Entretien réalisé le lundi 29 mai dans la matinée, par téléphone et en roumain (depuis Oradea).
Philosophe et enseignant-chercheur à l’Université d’Oradea, Mihai Maci se penche sur l’éducation roumaine, en proie à une grève nationale…
Quel diagnostic portez-vous sur l’enseignement en Roumanie ?
L’école roumaine se trouve dans un état grave. La plupart des jeunes qui terminent le lycée ont un niveau de connaissances précaire. Quant aux plus doués, ils choisissent souvent de quitter le pays. C’est bien le résultat de cinquante ans de mépris envers l’école, un mépris qui date des lycées industriels de Nicolae Ceaușescu et qui se poursuit, qu’on parle des salaires des enseignants ou des infrastructures vétustes, parfois restées inchangées depuis les années 1960. Il faut ensuite constater que la Roumanie a échoué à réfléchir à un système éducatif ayant une véritable composante sociale. D’un côté, l’école a été perçue de façon simpliste comme un lieu où l’on apprend les opérations a, b et c avant de trouver un emploi ; mais pour ce type de formation, quatre années de lycée ne sont pas nécessaires. De l’autre, on y a attaché une vision très abstraite d’excellence, sans vraiment comprendre ce que cela signifie. En fait, il faudrait penser aux besoins concrets de la Roumanie. On se plaint, par exemple, du fait que ce pays exporte son blé bon marché et importe en échange des produits de pâtisserie congelés. Que faire pour que cela change ? Pourquoi ne pas construire, dans une région céréalière, des usines de transformation et des écoles qui forment des ingénieurs chimistes et agroalimentaires, ainsi que des ouvriers. Une constellation de telles écoles stabiliserait la population et deviendrait un pôle de développement. Ce n’est qu’un exemple.

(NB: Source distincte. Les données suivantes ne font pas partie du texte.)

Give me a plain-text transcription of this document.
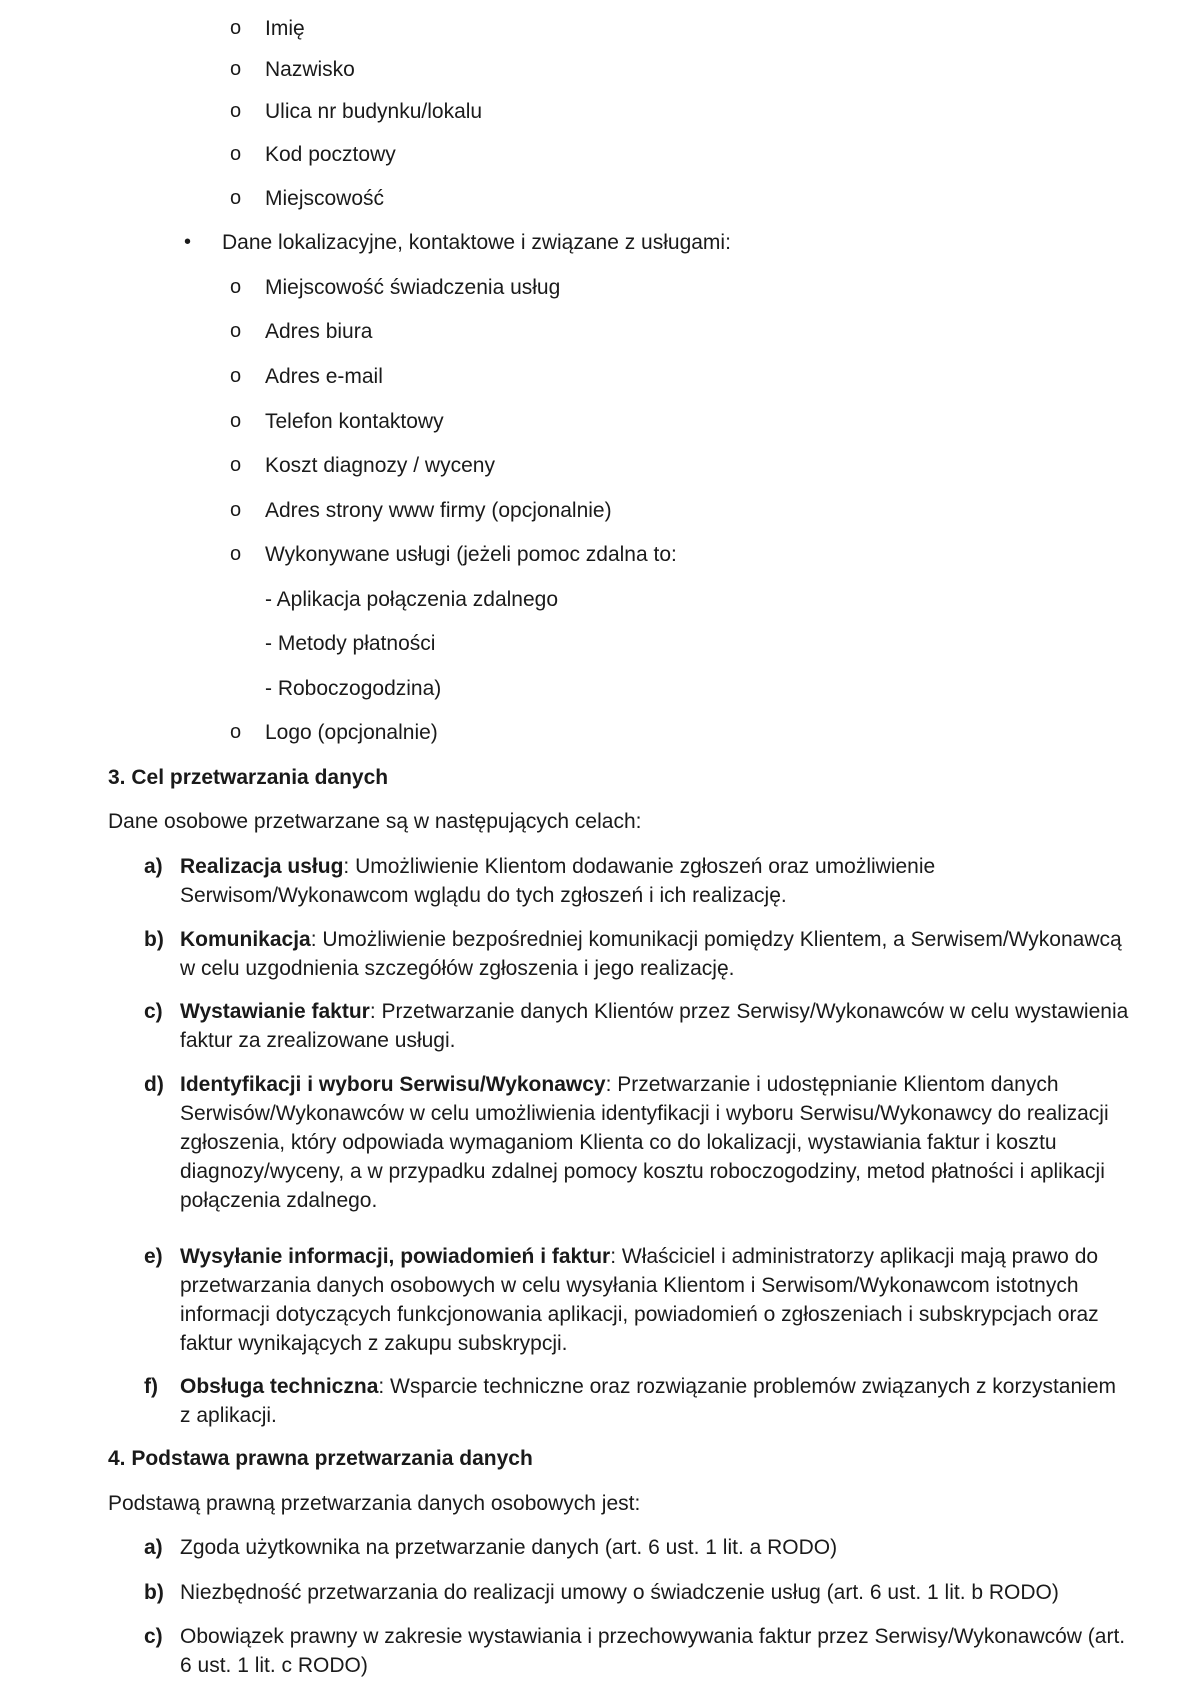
o Imię
o Nazwisko
o Ulica nr budynku/lokalu
o Kod pocztowy
o Miejscowość
• Dane lokalizacyjne, kontaktowe i związane z usługami:
o Miejscowość świadczenia usług
o Adres biura
o Adres e-mail
o Telefon kontaktowy
o Koszt diagnozy / wyceny
o Adres strony www firmy (opcjonalnie)
o Wykonywane usługi (jeżeli pomoc zdalna to:
- Aplikacja połączenia zdalnego
- Metody płatności
- Roboczogodzina)
o Logo (opcjonalnie)
3. Cel przetwarzania danych
Dane osobowe przetwarzane są w następujących celach:
a) Realizacja usług: Umożliwienie Klientom dodawanie zgłoszeń oraz umożliwienie Serwisom/Wykonawcom wglądu do tych zgłoszeń i ich realizację.
b) Komunikacja: Umożliwienie bezpośredniej komunikacji pomiędzy Klientem, a Serwisem/Wykonawcą w celu uzgodnienia szczegółów zgłoszenia i jego realizację.
c) Wystawianie faktur: Przetwarzanie danych Klientów przez Serwisy/Wykonawców w celu wystawienia faktur za zrealizowane usługi.
d) Identyfikacji i wyboru Serwisu/Wykonawcy: Przetwarzanie i udostępnianie Klientom danych Serwisów/Wykonawców w celu umożliwienia identyfikacji i wyboru Serwisu/Wykonawcy do realizacji zgłoszenia, który odpowiada wymaganiom Klienta co do lokalizacji, wystawiania faktur i kosztu diagnozy/wyceny, a w przypadku zdalnej pomocy kosztu roboczogodziny, metod płatności i aplikacji połączenia zdalnego.
e) Wysyłanie informacji, powiadomień i faktur: Właściciel i administratorzy aplikacji mają prawo do przetwarzania danych osobowych w celu wysyłania Klientom i Serwisom/Wykonawcom istotnych informacji dotyczących funkcjonowania aplikacji, powiadomień o zgłoszeniach i subskrypcjach oraz faktur wynikających z zakupu subskrypcji.
f) Obsługa techniczna: Wsparcie techniczne oraz rozwiązanie problemów związanych z korzystaniem z aplikacji.
4. Podstawa prawna przetwarzania danych
Podstawą prawną przetwarzania danych osobowych jest:
a) Zgoda użytkownika na przetwarzanie danych (art. 6 ust. 1 lit. a RODO)
b) Niezbędność przetwarzania do realizacji umowy o świadczenie usług (art. 6 ust. 1 lit. b RODO)
c) Obowiązek prawny w zakresie wystawiania i przechowywania faktur przez Serwisy/Wykonawców (art. 6 ust. 1 lit. c RODO)
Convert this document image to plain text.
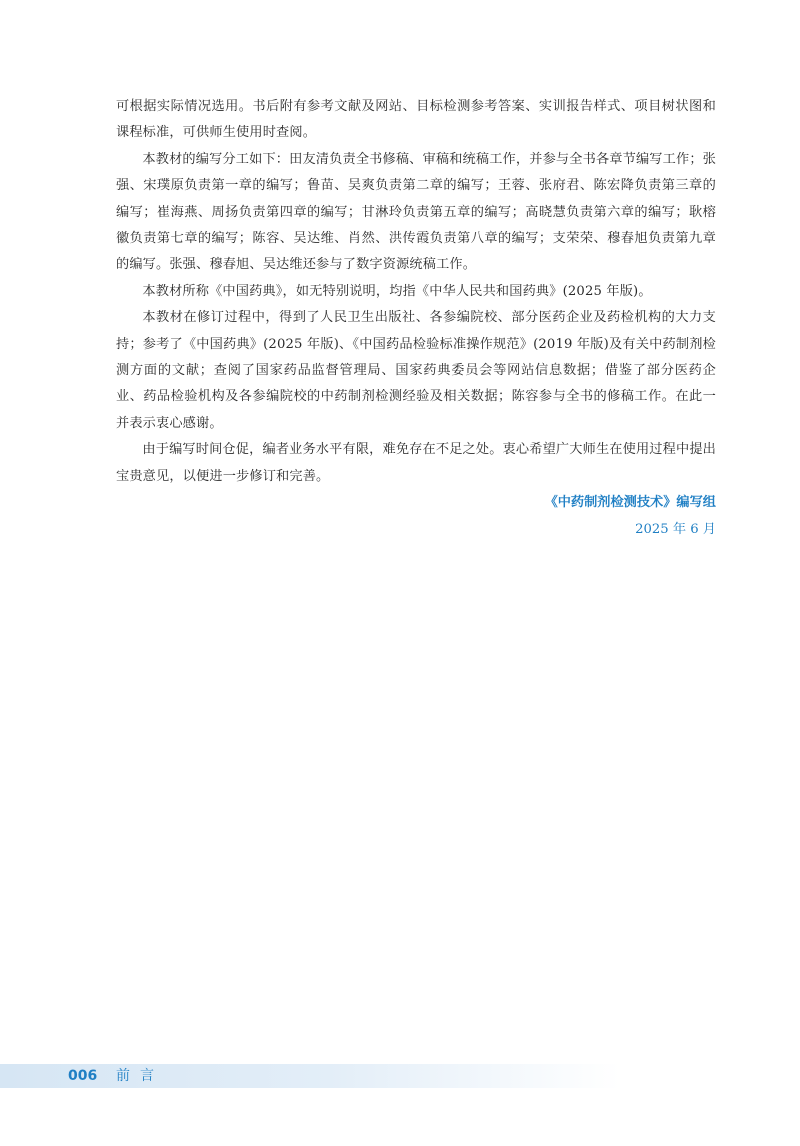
可根据实际情况选用。书后附有参考文献及网站、目标检测参考答案、实训报告样式、项目树状图和课程标准，可供师生使用时查阅。

本教材的编写分工如下：田友清负责全书修稿、审稿和统稿工作，并参与全书各章节编写工作；张强、宋璞原负责第一章的编写；鲁苗、吴爽负责第二章的编写；王蓉、张府君、陈宏降负责第三章的编写；崔海燕、周扬负责第四章的编写；甘淋玲负责第五章的编写；高晓慧负责第六章的编写；耿榕徽负责第七章的编写；陈容、吴达维、肖然、洪传霞负责第八章的编写；支荣荣、穆春旭负责第九章的编写。张强、穆春旭、吴达维还参与了数字资源统稿工作。

本教材所称《中国药典》，如无特别说明，均指《中华人民共和国药典》(2025 年版)。

本教材在修订过程中，得到了人民卫生出版社、各参编院校、部分医药企业及药检机构的大力支持；参考了《中国药典》(2025 年版)、《中国药品检验标准操作规范》(2019 年版)及有关中药制剂检测方面的文献；查阅了国家药品监督管理局、国家药典委员会等网站信息数据；借鉴了部分医药企业、药品检验机构及各参编院校的中药制剂检测经验及相关数据；陈容参与全书的修稿工作。在此一并表示衷心感谢。

由于编写时间仓促，编者业务水平有限，难免存在不足之处。衷心希望广大师生在使用过程中提出宝贵意见，以便进一步修订和完善。

《中药制剂检测技术》编写组

2025 年 6 月

006 前言
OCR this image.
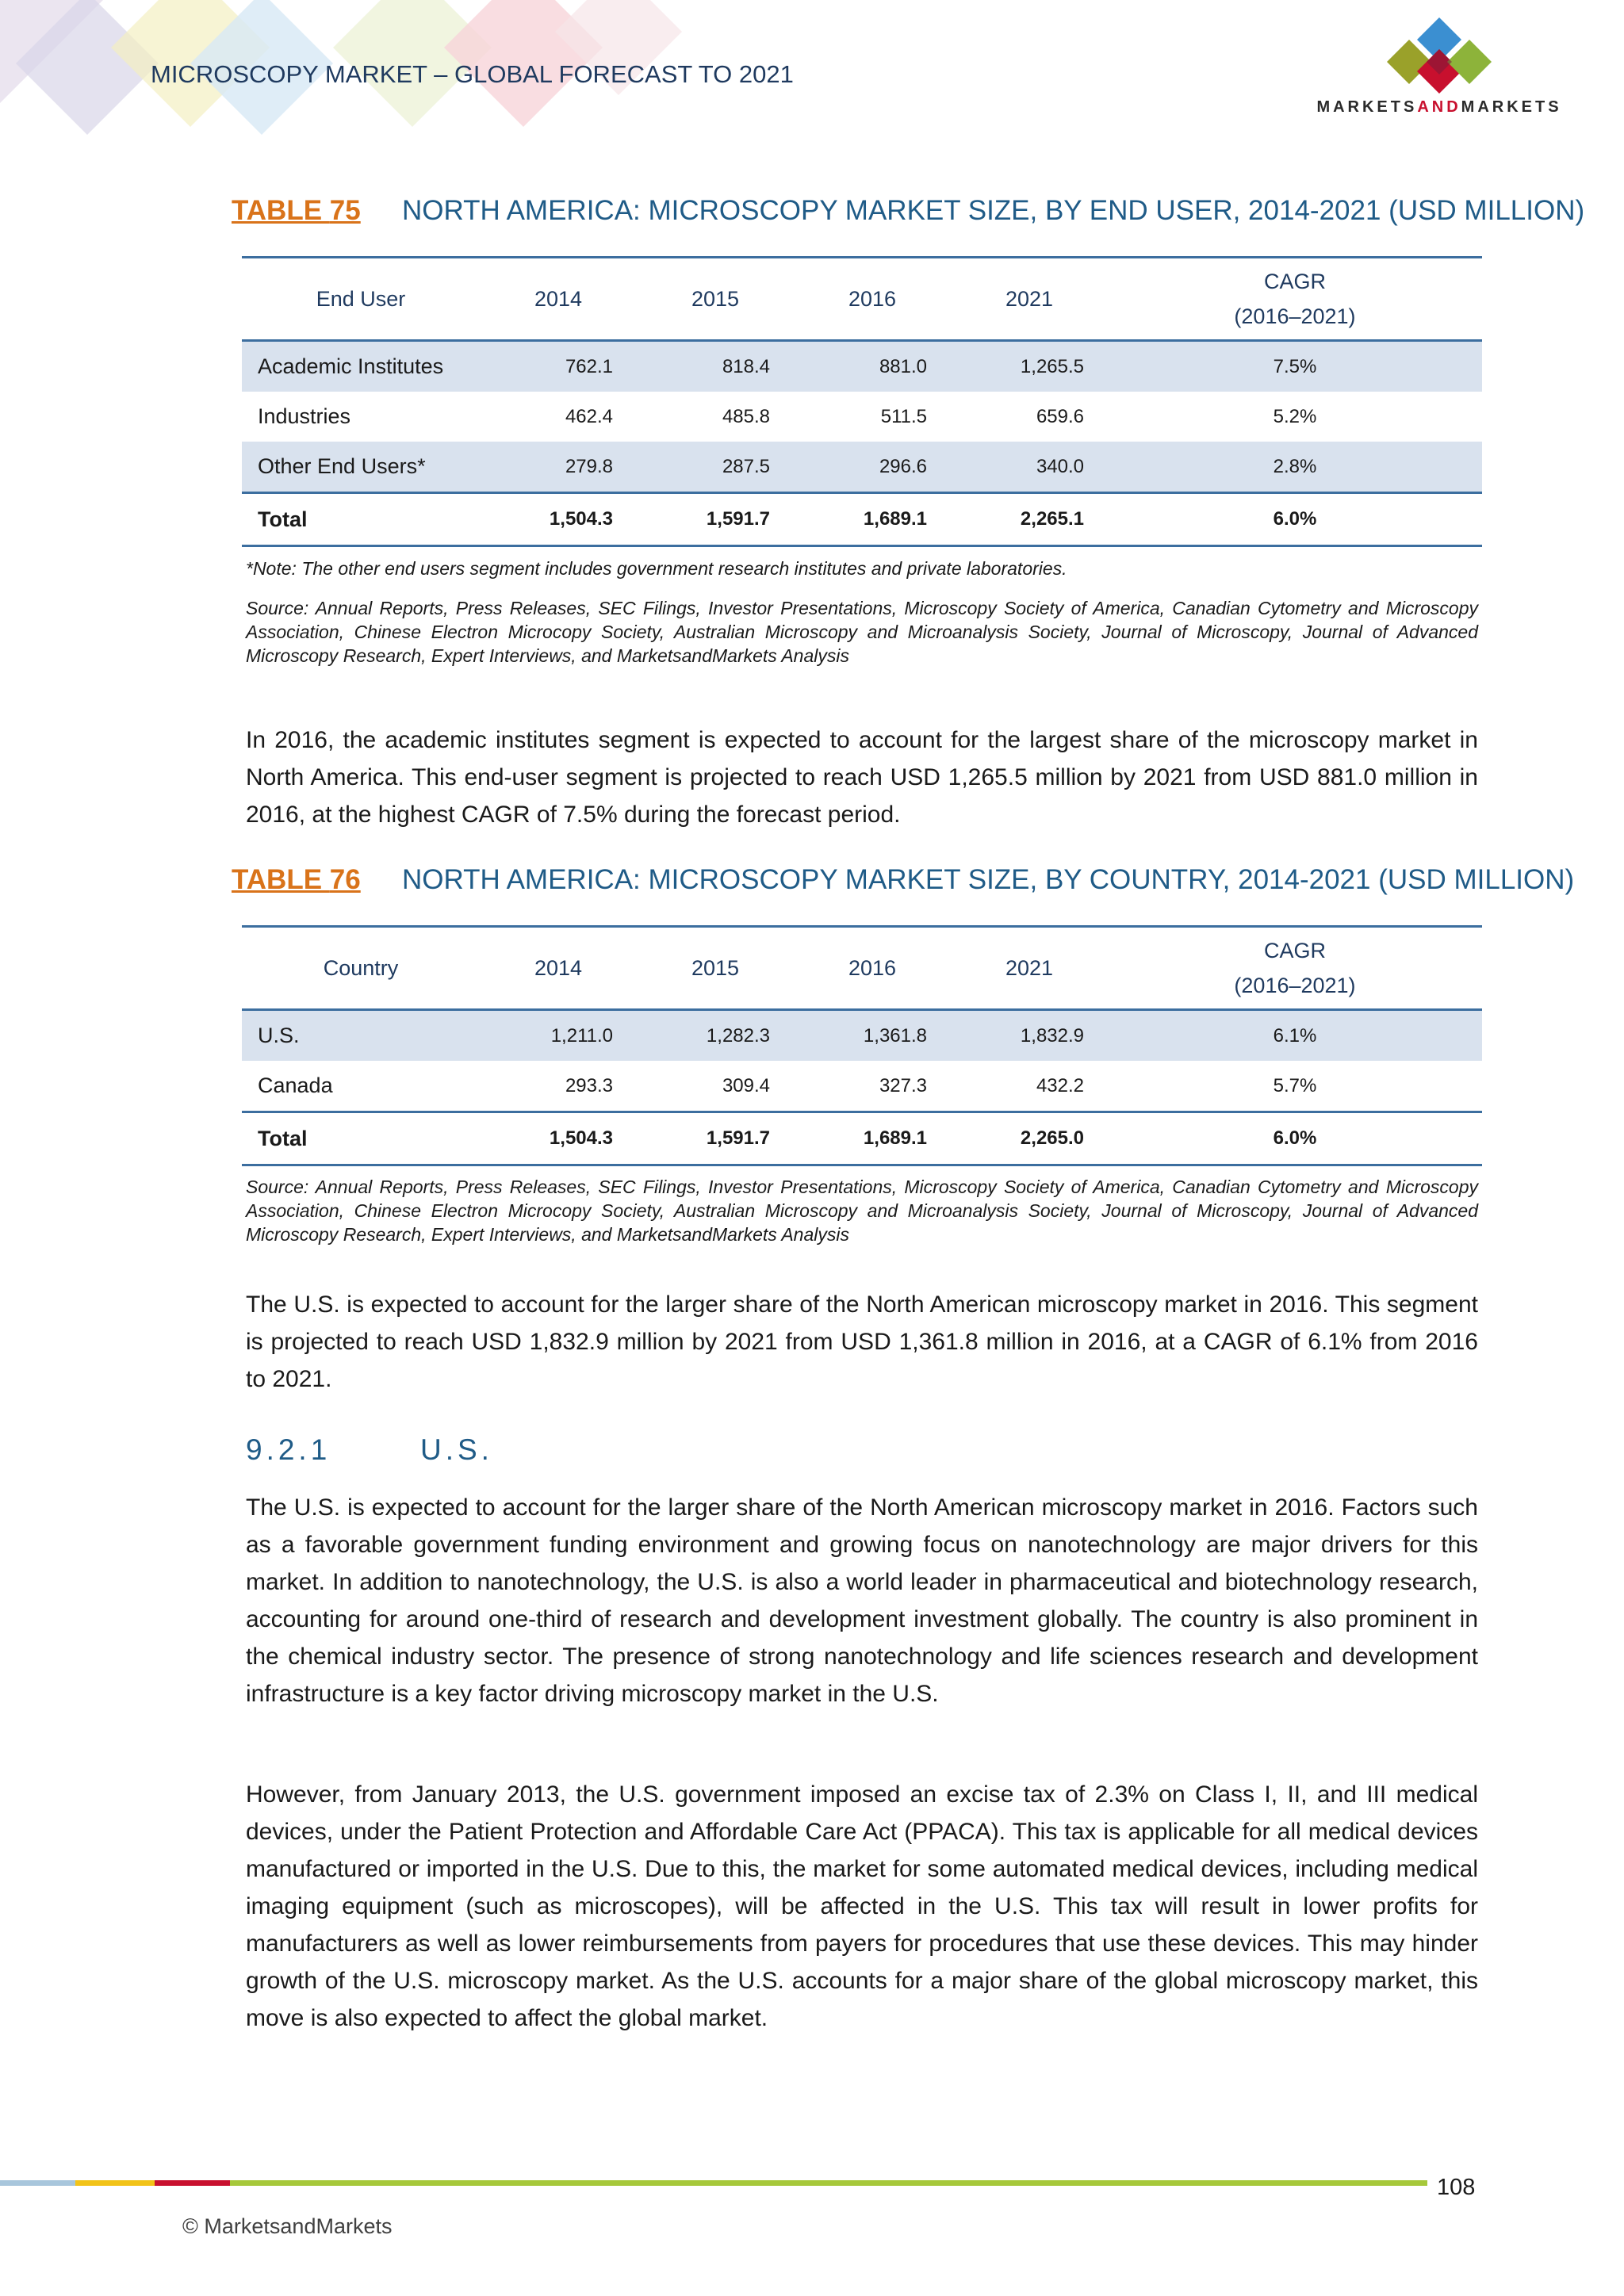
MICROSCOPY MARKET – GLOBAL FORECAST TO 2021
MARKETSANDMARKETS
TABLE 75	NORTH AMERICA: MICROSCOPY MARKET SIZE, BY END USER, 2014-2021 (USD MILLION)
End User	2014	2015	2016	2021	CAGR
(2016–2021)
Academic Institutes	762.1	818.4	881.0	1,265.5	7.5%
Industries	462.4	485.8	511.5	659.6	5.2%
Other End Users*	279.8	287.5	296.6	340.0	2.8%
Total	1,504.3	1,591.7	1,689.1	2,265.1	6.0%
*Note: The other end users segment includes government research institutes and private laboratories.
Source: Annual Reports, Press Releases, SEC Filings, Investor Presentations, Microscopy Society of America, Canadian Cytometry and Microscopy Association, Chinese Electron Microcopy Society, Australian Microscopy and Microanalysis Society, Journal of Microscopy, Journal of Advanced Microscopy Research, Expert Interviews, and MarketsandMarkets Analysis
In 2016, the academic institutes segment is expected to account for the largest share of the microscopy market in North America. This end-user segment is projected to reach USD 1,265.5 million by 2021 from USD 881.0 million in 2016, at the highest CAGR of 7.5% during the forecast period.
TABLE 76	NORTH AMERICA: MICROSCOPY MARKET SIZE, BY COUNTRY, 2014-2021 (USD MILLION)
Country	2014	2015	2016	2021	CAGR
(2016–2021)
U.S.	1,211.0	1,282.3	1,361.8	1,832.9	6.1%
Canada	293.3	309.4	327.3	432.2	5.7%
Total	1,504.3	1,591.7	1,689.1	2,265.0	6.0%
Source: Annual Reports, Press Releases, SEC Filings, Investor Presentations, Microscopy Society of America, Canadian Cytometry and Microscopy Association, Chinese Electron Microcopy Society, Australian Microscopy and Microanalysis Society, Journal of Microscopy, Journal of Advanced Microscopy Research, Expert Interviews, and MarketsandMarkets Analysis
The U.S. is expected to account for the larger share of the North American microscopy market in 2016. This segment is projected to reach USD 1,832.9 million by 2021 from USD 1,361.8 million in 2016, at a CAGR of 6.1% from 2016 to 2021.
9.2.1	U.S.
The U.S. is expected to account for the larger share of the North American microscopy market in 2016. Factors such as a favorable government funding environment and growing focus on nanotechnology are major drivers for this market. In addition to nanotechnology, the U.S. is also a world leader in pharmaceutical and biotechnology research, accounting for around one-third of research and development investment globally. The country is also prominent in the chemical industry sector. The presence of strong nanotechnology and life sciences research and development infrastructure is a key factor driving microscopy market in the U.S.
However, from January 2013, the U.S. government imposed an excise tax of 2.3% on Class I, II, and III medical devices, under the Patient Protection and Affordable Care Act (PPACA). This tax is applicable for all medical devices manufactured or imported in the U.S. Due to this, the market for some automated medical devices, including medical imaging equipment (such as microscopes), will be affected in the U.S. This tax will result in lower profits for manufacturers as well as lower reimbursements from payers for procedures that use these devices. This may hinder growth of the U.S. microscopy market. As the U.S. accounts for a major share of the global microscopy market, this move is also expected to affect the global market.
108
© MarketsandMarkets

Que pensez-vous de la grève en cours ? Le malaise des enseignants est-il uniquement lié au niveau des salaires ?
Il s’agit certainement d’un mécontentement plus profond, c’est le statut même des enseignants qui est en jeu. Le salaire n’en est qu’une composante, bien qu’elle soit essentielle. Si après six, sept ou huit ans d’études un enseignant ne perçoit que le salaire minimum, comment peut-on ensuite convaincre les jeunes que cela vaut bien la peine de terminer l’école ? Il s’agit avant tout d’une question de respect.
Que devrait-on faire pour guérir ce secteur ?
Comme avec n’importe quel malade, il faudrait d’abord faire des analyses ainsi qu’une anamnèse. Par exemple, en envoyant une équipe formée d’experts en éducation, psychologie, économie, sociologie, dans trois établissements scolaires distincts situés dans une zone défavorisée, une petite ville de province et une grande ville. Ces experts devraient y passer un an ou deux afin d’observer comment se déroulent les cours, comment répondent les élèves, ainsi de suite. Nous aurions alors une image de ce que représente réellement l’école en Roumanie. Les rapports qu’on nous présente aujourd’hui sont truqués, on ignore les problèmes. Ces experts ne seraient pas appelés à juger ou à punir, mais juste à comprendre. Et deuxième chose, il faudrait encourager les enseignants à parler, à évoquer les défis auxquels ils sont confrontés, sans crainte de représailles.
Propos recueillis par Mihaela Rodina.